Nous sommes désormais tellement "dopés" aux rebondissements ininterrompus, aux scènes gore et aux "twists finaux" qu'il nous est difficile de nous réadapter à un "film policier" - comme on disait avant que le terme de thriller ne s'impose, confirmant que l'objectif principal de ce cinéma-là est devenu la génération de frissons et d'excitation à bon compte - qui ne nous compte que sur le déroulement d'une enquête (deux en fait, ici, en parallèle...) et sa résolution, pour nous captiver. Rien que du pur classicisme donc, voilà ce que nous propose cette "Intuition" argentine, qui suit un couple de flics nouvellement constitué, entre vétéran génial mais démoli physiquement par un drame personnel et débutante anxieuse d'apprendre du meilleur, mais forcée par sa hiérarchie à jouer "contre son propre camp".

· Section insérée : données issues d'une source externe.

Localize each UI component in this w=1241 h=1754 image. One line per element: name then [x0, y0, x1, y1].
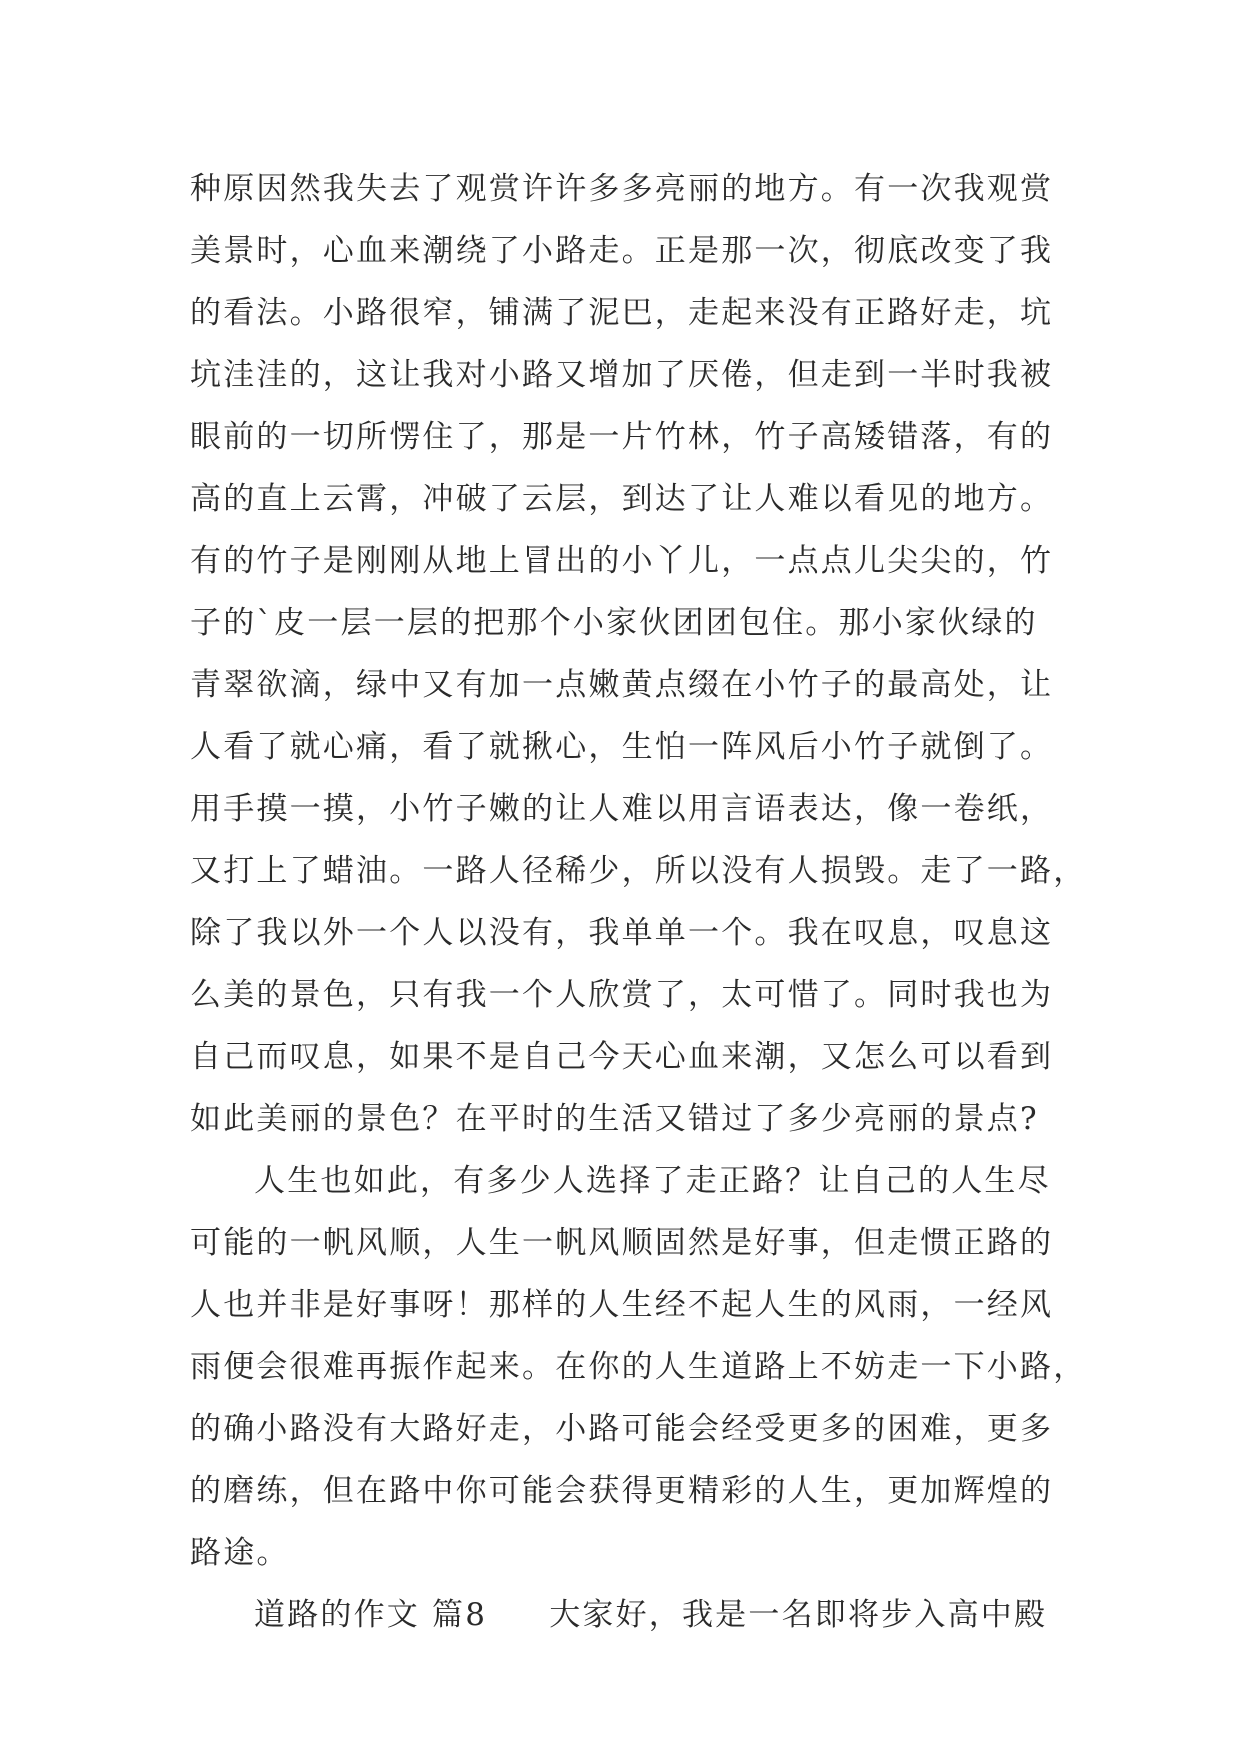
text-line: 种原因然我失去了观赏许许多多亮丽的地方。有一次我观赏: [190, 171, 1054, 207]
text-line: 美景时，心血来潮绕了小路走。正是那一次，彻底改变了我: [190, 233, 1054, 269]
text-line: 雨便会很难再振作起来。在你的人生道路上不妨走一下小路，: [190, 1349, 1087, 1385]
text-line: 的确小路没有大路好走，小路可能会经受更多的困难，更多: [190, 1411, 1054, 1447]
text-line: 路途。: [190, 1535, 290, 1571]
text-line: 的磨练，但在路中你可能会获得更精彩的人生，更加辉煌的: [190, 1473, 1054, 1509]
text-line: 又打上了蜡油。一路人径稀少，所以没有人损毁。走了一路，: [190, 853, 1087, 889]
text-line: 么美的景色，只有我一个人欣赏了，太可惜了。同时我也为: [190, 977, 1054, 1013]
text-line: 青翠欲滴，绿中又有加一点嫩黄点缀在小竹子的最高处，让: [190, 667, 1054, 703]
section-heading-line: [190, 1584, 1070, 1646]
section-title: 道路的作文 篇8: [254, 1597, 488, 1633]
text-line: 人生也如此，有多少人选择了走正路？让自己的人生尽: [254, 1163, 1051, 1199]
text-line: 高的直上云霄，冲破了云层，到达了让人难以看见的地方。: [190, 481, 1054, 517]
paragraph-2: [190, 1150, 1087, 1584]
text-line: 眼前的一切所愣住了，那是一片竹林，竹子高矮错落，有的: [190, 419, 1054, 455]
text-line: 用手摸一摸，小竹子嫩的让人难以用言语表达，像一卷纸，: [190, 791, 1054, 827]
text-line: 自己而叹息，如果不是自己今天心血来潮，又怎么可以看到: [190, 1039, 1054, 1075]
text-line: 有的竹子是刚刚从地上冒出的小丫儿，一点点儿尖尖的，竹: [190, 543, 1054, 579]
text-line: 人也并非是好事呀！那样的人生经不起人生的风雨，一经风: [190, 1287, 1054, 1323]
body-text: [190, 158, 1087, 1646]
text-line: 子的`皮一层一层的把那个小家伙团团包住。那小家伙绿的: [190, 605, 1038, 641]
text-line: 的看法。小路很窄，铺满了泥巴，走起来没有正路好走，坑: [190, 295, 1054, 331]
text-line: 人看了就心痛，看了就揪心，生怕一阵风后小竹子就倒了。: [190, 729, 1054, 765]
paragraph-1: [190, 158, 1087, 1150]
text-line: 如此美丽的景色？在平时的生活又错过了多少亮丽的景点?: [190, 1101, 1039, 1137]
text-line: 除了我以外一个人以没有，我单单一个。我在叹息，叹息这: [190, 915, 1054, 951]
section-intro-text: 大家好，我是一名即将步入高中殿: [549, 1597, 1048, 1633]
text-line: 坑洼洼的，这让我对小路又增加了厌倦，但走到一半时我被: [190, 357, 1054, 393]
text-line: 可能的一帆风顺，人生一帆风顺固然是好事，但走惯正路的: [190, 1225, 1054, 1261]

"Intuition" ne démarre pas très bien, avec une longue scène d'exposition à la fois remplie de clichés (encore une traque de serial killer !) et confuse, une scène qui inquiète quant à la suite. Heureusement, le film trouve rapidement son rythme - une narration rapide, mais un filmage plutôt précis - et sa tonalité - froide, comme indifférente aux tourments des personnages. On sait que le cinéma d'auteur argentin a développé un style bien à lui, mélange de distanciation vaguement aliénante et de rudesse, et on retrouve certaines de ses qualités dans ce film "mainstream", produit par Netflix, qui sait garder une vraie élégante et ne sombre dans aucun excès : entre le jeu visiblement bridé des acteurs et la précision des cadrages et de la mise en scène, "Intuition" ne manque pas d'allure. Il est clair toutefois que cette approche se fait au détriment de notre empathie vis à vis des personnages, et que le film, très cérébral finalement, presque théorique, pourra laisser pas mal de spectateurs en plan...

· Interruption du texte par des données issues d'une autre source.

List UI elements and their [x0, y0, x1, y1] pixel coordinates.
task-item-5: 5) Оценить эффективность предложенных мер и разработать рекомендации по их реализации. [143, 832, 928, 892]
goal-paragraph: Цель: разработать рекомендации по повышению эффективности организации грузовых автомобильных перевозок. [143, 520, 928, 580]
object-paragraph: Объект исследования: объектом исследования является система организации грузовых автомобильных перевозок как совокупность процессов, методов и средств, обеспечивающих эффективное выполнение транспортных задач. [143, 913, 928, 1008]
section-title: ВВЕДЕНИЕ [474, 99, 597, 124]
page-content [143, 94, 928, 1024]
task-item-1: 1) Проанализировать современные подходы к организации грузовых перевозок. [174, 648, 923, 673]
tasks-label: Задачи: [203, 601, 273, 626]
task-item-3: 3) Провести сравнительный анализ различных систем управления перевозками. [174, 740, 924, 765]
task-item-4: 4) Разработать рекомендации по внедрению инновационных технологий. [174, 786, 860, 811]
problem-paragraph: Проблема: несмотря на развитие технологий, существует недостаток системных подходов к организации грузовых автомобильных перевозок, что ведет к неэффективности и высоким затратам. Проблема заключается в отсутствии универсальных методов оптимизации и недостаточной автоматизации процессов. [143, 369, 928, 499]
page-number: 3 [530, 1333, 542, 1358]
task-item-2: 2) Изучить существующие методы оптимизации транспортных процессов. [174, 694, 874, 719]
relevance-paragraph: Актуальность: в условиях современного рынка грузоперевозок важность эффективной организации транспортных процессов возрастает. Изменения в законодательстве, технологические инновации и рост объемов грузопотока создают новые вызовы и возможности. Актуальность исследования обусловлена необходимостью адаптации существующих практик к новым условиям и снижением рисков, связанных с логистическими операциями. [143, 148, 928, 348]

Si la presque "simplicité" de la résolution - parfaitement crédible - des deux enquêtes surprend, et est finalement à porter au crédit du scénario du film, Alejandro Montiel, à la fois scénariste et réalisateur de "Intuition", se tire une balle dans le pied en bâclant de manière peu claire l'un de ses intrigues (les rapports entre la police et une bande de trafiquants de pièces détachées automobiles...) à la faveur d'une scène de fusillade qui frôle le ridicule.
Le bilan de "Intuition" est donc mitigé : on est devant un « film policier » assez générique – qu’il soit argentin est finalement un détail sans grande importance – qui fonctionne plutôt bien, mais on déplorera la faiblesse de la partie « humaine », et que les drames qui se sont joués sous nos yeux n’aient pas été mieux traités par un scénario qui s’est concentré sur les faits au détriment de leur impact.
Signalons enfin aux amateurs de cinéma argentin que "Intuition" est le prequel du précédent film de Montiel, "Perdida", qui avait été beaucoup moins bien accueilli que celui-ci, et que Joaquín Furriel, convaincant ici, était également au casting de l'intéressant "El Hijo" l'année dernière.